In L’Humanité du 20 août 2024, jour de la St Bernard
Dans les multiples images de ce moment historique, on ne voit pas son visage. Il est pourtant là, à bord de son char M8-H Scott dénommé Pantagruel. Claude Mademba Sy est le seul Noir de la 2e division blindée du général Leclerc à faire son entrée à Paris, ce 25 août 1944. Ils étaient pourtant nombreux, les tirailleurs que la France a enrôlés depuis ses colonies d’Afrique.
Ils constituaient, en 1941, l’essentiel des forces de la colonne Leclerc, devenue deux ans plus tard l’héroïque 2e DB. Née de la fusion de troupes d’Afrique et de l’unité Leclerc, elle était équipée en chars et matériels par les Américains. Si bien que ces derniers, ségrégationnistes, ont fait pression.
En prévision de la bataille de France, ils ne pouvaient supporter que l’on voie des soldats noirs entrer triomphalement dans Paris libéré. Ils avaient « blanchi » la 2e DB, comme l’explique l’historien Jean-François Muracciole, rapportant les propos du général Walter Bedell Smith, chef d’état-major d’Eisenhower : « Il est hautement désirable que la division soit composée de personnels blancs. »

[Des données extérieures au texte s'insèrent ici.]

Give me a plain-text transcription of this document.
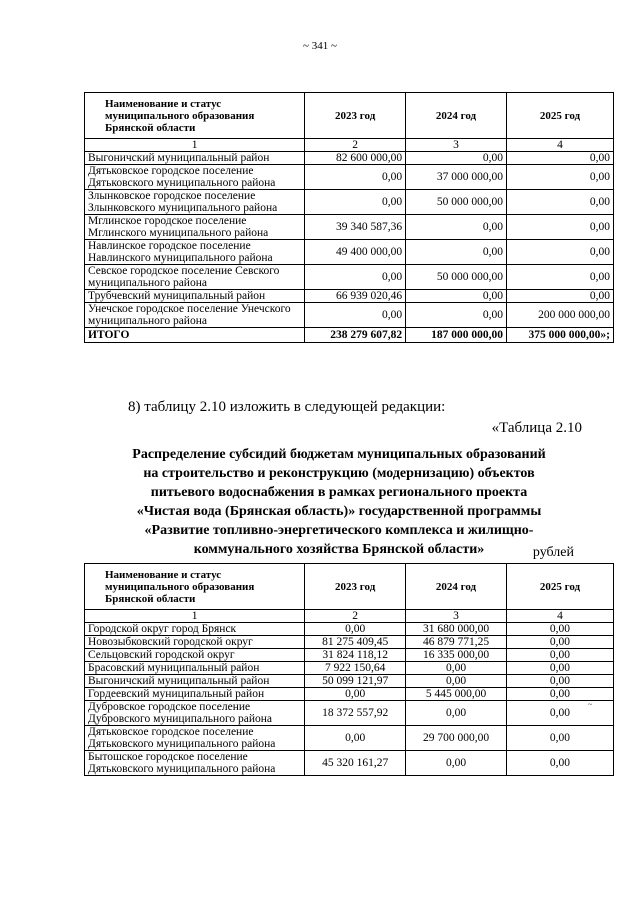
~ 341 ~
Наименование и статус муниципального образования Брянской области	2023 год	2024 год	2025 год
1	2	3	4
Выгоничский муниципальный район	82 600 000,00	0,00	0,00
Дятьковское городское поселение Дятьковского муниципального района	0,00	37 000 000,00	0,00
Злынковское городское поселение Злынковского муниципального района	0,00	50 000 000,00	0,00
Мглинское городское поселение Мглинского муниципального района	39 340 587,36	0,00	0,00
Навлинское городское поселение Навлинского муниципального района	49 400 000,00	0,00	0,00
Севское городское поселение Севского муниципального района	0,00	50 000 000,00	0,00
Трубчевский муниципальный район	66 939 020,46	0,00	0,00
Унечское городское поселение Унечского муниципального района	0,00	0,00	200 000 000,00
ИТОГО	238 279 607,82	187 000 000,00	375 000 000,00»;
8) таблицу 2.10 изложить в следующей редакции:
«Таблица 2.10
Распределение субсидий бюджетам муниципальных образований
на строительство и реконструкцию (модернизацию) объектов
питьевого водоснабжения в рамках регионального проекта
«Чистая вода (Брянская область)» государственной программы
«Развитие топливно-энергетического комплекса и жилищно-
коммунального хозяйства Брянской области»	рублей
Наименование и статус муниципального образования Брянской области	2023 год	2024 год	2025 год
1	2	3	4
Городской округ город Брянск	0,00	31 680 000,00	0,00
Новозыбковский городской округ	81 275 409,45	46 879 771,25	0,00
Сельцовский городской округ	31 824 118,12	16 335 000,00	0,00
Брасовский муниципальный район	7 922 150,64	0,00	0,00
Выгоничский муниципальный район	50 099 121,97	0,00	0,00
Гордеевский муниципальный район	0,00	5 445 000,00	0,00
Дубровское городское поселение Дубровского муниципального района	18 372 557,92	0,00	0,00
Дятьковское городское поселение Дятьковского муниципального района	0,00	29 700 000,00	0,00
Бытошское городское поселение Дятьковского муниципального района	45 320 161,27	0,00	0,00
~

En 1943, un an avant l’entrée sur Paris, les tirailleurs ont donc été soit démobilisés, soit intégrés à une division d’infanterie. Ils furent, pour la plupart d’entre eux, plus d’un millier, affectés dans la 1re division française libre du général de Lattre de Tassigny, qui débarqua en Provence.
Seul Claude Mademba Sy est resté. Sans doute, avance Christine Levisse-Touzé, spécialiste de la Seconde Guerre mondiale, parce qu’il était pupille de la nation, citoyen français, diplômé et issu d’une lignée de soldats ayant servi l’empire. Son grand-père fut officier « indigène » sous Joseph Gallieni, gouverneur général du Soudan français (devenu Afrique occidentale française). Son père, Abdel Kader, fut le premier Noir chef de bataillon de l’armée française. Trois de ses oncles furent tués pendant la Première Guerre mondiale.
Claude Mademba Sy est né le 11 décembre 1923 à Versailles, où son père effectuait un stage comme commandant d’infanterie. Le petit Claude n’a pas 8 ans et il est trimbalé, avec sa famille, successivement à Madagascar, au Mali et au Sénégal, au gré des affectations de son père. Celui-ci meurt d’une pneumonie en 1932, un an à peine après leur retour en France. Claude devient pupille de la nation
En 1943, il rejoint, à Tunis, où sa mère s’est installée, le régiment de tirailleurs sénégalais du Tchad, qui intégrera la 2e DB. Sous-officier dans ce prestigieux régiment, il participe à la campagne de Normandie, à la libération de Paris et de Strasbourg, ainsi qu’à la prise du nid d’aigle de Hitler à Berchtesgaden, près de Munich. Autant de faits d’armes pour ce combattant des Forces française libres qui lui permettront d’acquérir une légitimité et de gravir les échelons dans une armée française victorieuse et non moins coloniale.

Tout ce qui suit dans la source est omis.